7. The Supreme Court has often looked to state laws, the Model Code of Pre-Arraignment Procedure, and Professor LaFave's treatise in considering the reasonableness of police practices under the Fourth Amendment. See, e.g., Brendlin v. California, 551 U.S. 249, 127 S.Ct. 2400, 2407-08, 168 L.Ed.2d 132 (2007) (state court decisions and LaFave); Illinois v. Lidster, 540 U.S. 419, 425, 124 S.Ct. 885, 157 L.Ed.2d 843 (2004) (Model Code of Pre-Arraignment Procedure); Atwater v. City of Lago Vista, 532 U.S. 318, 344-45, 355-60, 121 S.Ct. 1536, 149 L.Ed.2d 549 (2001) (state laws, Model Code of Pre-Arraignment Procedure, and LaFave).
8. Askew argues that his position-namely, that only those identification procedures not constituting searches under the Fourth Amendment are permitted during a Terry stop-provides a clear, bright-line rule. But that claim proved hollow at oral argument when Askew's skilled counsel could not answer, perhaps understandably given the state of the case law, numerous questions about whether certain identification procedures constitute searches under the Fourth Amendment. See Tr. of En Banc Oral Arg. at 3-12.

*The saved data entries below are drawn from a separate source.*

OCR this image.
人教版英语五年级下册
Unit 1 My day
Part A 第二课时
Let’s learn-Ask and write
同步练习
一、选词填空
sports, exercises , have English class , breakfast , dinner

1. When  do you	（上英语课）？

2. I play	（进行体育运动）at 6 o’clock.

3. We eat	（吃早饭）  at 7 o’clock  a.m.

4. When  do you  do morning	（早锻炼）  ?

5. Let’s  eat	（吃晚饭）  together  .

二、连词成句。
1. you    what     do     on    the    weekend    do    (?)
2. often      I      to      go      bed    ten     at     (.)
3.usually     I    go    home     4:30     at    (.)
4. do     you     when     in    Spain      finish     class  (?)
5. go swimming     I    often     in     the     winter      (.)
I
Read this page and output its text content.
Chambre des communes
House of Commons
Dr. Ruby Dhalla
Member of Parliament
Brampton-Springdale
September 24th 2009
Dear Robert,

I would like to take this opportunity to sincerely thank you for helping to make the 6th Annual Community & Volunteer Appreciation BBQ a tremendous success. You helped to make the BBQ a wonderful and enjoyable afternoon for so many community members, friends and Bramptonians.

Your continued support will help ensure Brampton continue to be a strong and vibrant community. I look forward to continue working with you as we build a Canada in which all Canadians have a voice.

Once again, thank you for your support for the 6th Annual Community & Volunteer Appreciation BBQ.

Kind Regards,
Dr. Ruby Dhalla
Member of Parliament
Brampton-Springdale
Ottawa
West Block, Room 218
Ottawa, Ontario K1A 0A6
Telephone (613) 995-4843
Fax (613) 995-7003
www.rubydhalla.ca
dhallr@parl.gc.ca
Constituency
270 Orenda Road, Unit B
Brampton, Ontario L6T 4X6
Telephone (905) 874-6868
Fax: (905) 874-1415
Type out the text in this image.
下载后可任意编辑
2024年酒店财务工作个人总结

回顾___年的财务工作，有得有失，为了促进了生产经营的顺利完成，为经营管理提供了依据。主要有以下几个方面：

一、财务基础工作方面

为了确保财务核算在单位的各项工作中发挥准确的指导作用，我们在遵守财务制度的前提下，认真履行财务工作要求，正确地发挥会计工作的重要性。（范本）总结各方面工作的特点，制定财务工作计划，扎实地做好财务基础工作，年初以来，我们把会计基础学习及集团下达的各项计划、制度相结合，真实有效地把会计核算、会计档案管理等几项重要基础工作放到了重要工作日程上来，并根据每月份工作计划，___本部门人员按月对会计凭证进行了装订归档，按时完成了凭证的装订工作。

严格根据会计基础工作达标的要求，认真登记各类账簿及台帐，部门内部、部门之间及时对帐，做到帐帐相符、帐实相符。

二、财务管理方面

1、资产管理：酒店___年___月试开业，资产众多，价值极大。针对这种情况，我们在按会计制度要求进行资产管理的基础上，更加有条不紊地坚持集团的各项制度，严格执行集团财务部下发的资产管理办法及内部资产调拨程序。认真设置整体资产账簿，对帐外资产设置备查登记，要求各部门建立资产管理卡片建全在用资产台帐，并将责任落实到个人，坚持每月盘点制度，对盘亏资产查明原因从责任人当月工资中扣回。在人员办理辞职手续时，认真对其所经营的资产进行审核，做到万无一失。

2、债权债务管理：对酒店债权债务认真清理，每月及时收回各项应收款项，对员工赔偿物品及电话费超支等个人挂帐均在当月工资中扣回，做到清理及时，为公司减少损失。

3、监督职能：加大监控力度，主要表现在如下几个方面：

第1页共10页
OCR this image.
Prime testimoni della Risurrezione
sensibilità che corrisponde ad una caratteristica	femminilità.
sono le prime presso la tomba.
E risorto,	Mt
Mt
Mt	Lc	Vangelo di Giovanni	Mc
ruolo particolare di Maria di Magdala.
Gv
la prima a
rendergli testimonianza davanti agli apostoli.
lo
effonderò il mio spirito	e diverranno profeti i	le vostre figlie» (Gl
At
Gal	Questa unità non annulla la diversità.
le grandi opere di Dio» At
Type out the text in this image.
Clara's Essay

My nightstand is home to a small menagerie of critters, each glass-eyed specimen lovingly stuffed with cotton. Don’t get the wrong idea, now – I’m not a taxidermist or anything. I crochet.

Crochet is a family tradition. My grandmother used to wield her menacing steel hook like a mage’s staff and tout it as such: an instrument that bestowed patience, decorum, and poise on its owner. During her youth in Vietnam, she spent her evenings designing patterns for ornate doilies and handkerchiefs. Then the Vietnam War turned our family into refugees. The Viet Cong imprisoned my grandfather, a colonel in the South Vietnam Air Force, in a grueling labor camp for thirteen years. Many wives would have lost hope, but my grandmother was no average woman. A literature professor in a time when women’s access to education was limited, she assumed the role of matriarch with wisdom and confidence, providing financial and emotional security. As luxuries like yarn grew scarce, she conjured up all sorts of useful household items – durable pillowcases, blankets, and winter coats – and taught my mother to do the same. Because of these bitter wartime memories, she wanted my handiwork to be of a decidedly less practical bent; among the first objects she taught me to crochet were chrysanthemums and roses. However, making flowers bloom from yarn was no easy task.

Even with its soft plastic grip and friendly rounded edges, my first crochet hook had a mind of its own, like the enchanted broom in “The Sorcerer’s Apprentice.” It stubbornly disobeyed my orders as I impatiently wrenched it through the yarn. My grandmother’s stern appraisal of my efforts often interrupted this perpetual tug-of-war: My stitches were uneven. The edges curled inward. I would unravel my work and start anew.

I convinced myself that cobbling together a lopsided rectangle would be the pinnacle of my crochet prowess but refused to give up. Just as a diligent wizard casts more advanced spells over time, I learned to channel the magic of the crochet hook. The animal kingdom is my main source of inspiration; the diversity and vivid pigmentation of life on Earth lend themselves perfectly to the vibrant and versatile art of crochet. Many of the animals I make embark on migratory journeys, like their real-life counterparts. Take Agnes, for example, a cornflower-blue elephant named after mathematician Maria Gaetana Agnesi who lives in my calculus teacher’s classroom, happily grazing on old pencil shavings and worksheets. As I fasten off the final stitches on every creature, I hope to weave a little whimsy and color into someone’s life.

9. A variety of conceivable searches would be more intrusive than the search at issue here. In such hypothetical cases, the Government would face a heavier burden to show that the investigative step was reasonable. See Schmerber v. California, 384 U.S. 757, 769-72, 86 S.Ct. 1826, 16 L.Ed.2d 908 (1966); Helton v. United States, 191 F.Supp.2d 179, 184-85 (D.D.C.2002); see also 4 LaFave, Search and Seizure § 9.8(b), at 730 (“there may be a serious question as to whether the taking of a blood sample should be allowed” on less than probable cause).
10. To reiterate: On the show-up issue, Judges Ginsburg and Garland join only the paragraph in Part III(D) of Judge Edwards's opinion; they do not reach the legal question addressed in Part III(A)-(C) of Judge Edwards's opinion.
11. No doubt because there is no good answer to that question, Judge Griffith, notwithstanding his separate opinion's narrower view of what police are permitted to do under the Fourth Amendment, does not join Part III(D) of Judge Edwards's opinion; he agrees with us that, if the Hayes standard applies, the facts here meet the Hayes test. Concurring Op. of Judge Griffith at 1146 n. 2.
12. The majority opinion notes that Askew alluded to the blue-sweatshirt point in a footnote in his reply brief to the three-judge panel. Maj. Op. at 1146 n. 2. The fact that the point appeared in one oblique sentence in a reply-brief footnote speaks for itself in terms of defense counsel's confidence in the point. Moreover, contrary to the majority's suggestion, Askew did not make this point as an alternative argument for reversal, but rather only to illustrate why the Court should not allow any identification searches during Terry stops. And even if Askew had offered this as an alternative argument for reversal, this Court of course does not consider alternative arguments for reversal raised for the first time in a footnote in a reply brief.
Opinion for the Court filed by Senior Circuit Judge EDWARDS, with whom Circuit Judges ROGERS, TATEL, and BROWN join, and with whom Circuit Judge GRIFFITH joins except as to Part III.D, and with whom Circuit Judges GINSBURG and GARLAND join as to Parts I, III.D, III. E, and IV. Concurring opinion filed by Circuit Judge GRIFFITH, with whom Circuit Judges ROGERS and TATEL join, except as to footnote 2. Dissenting opinion filed by Circuit Judge KAVANAUGH, with whom Chief Judge SENTELLE and Circuit Judges HENDERSON and RANDOLPH join.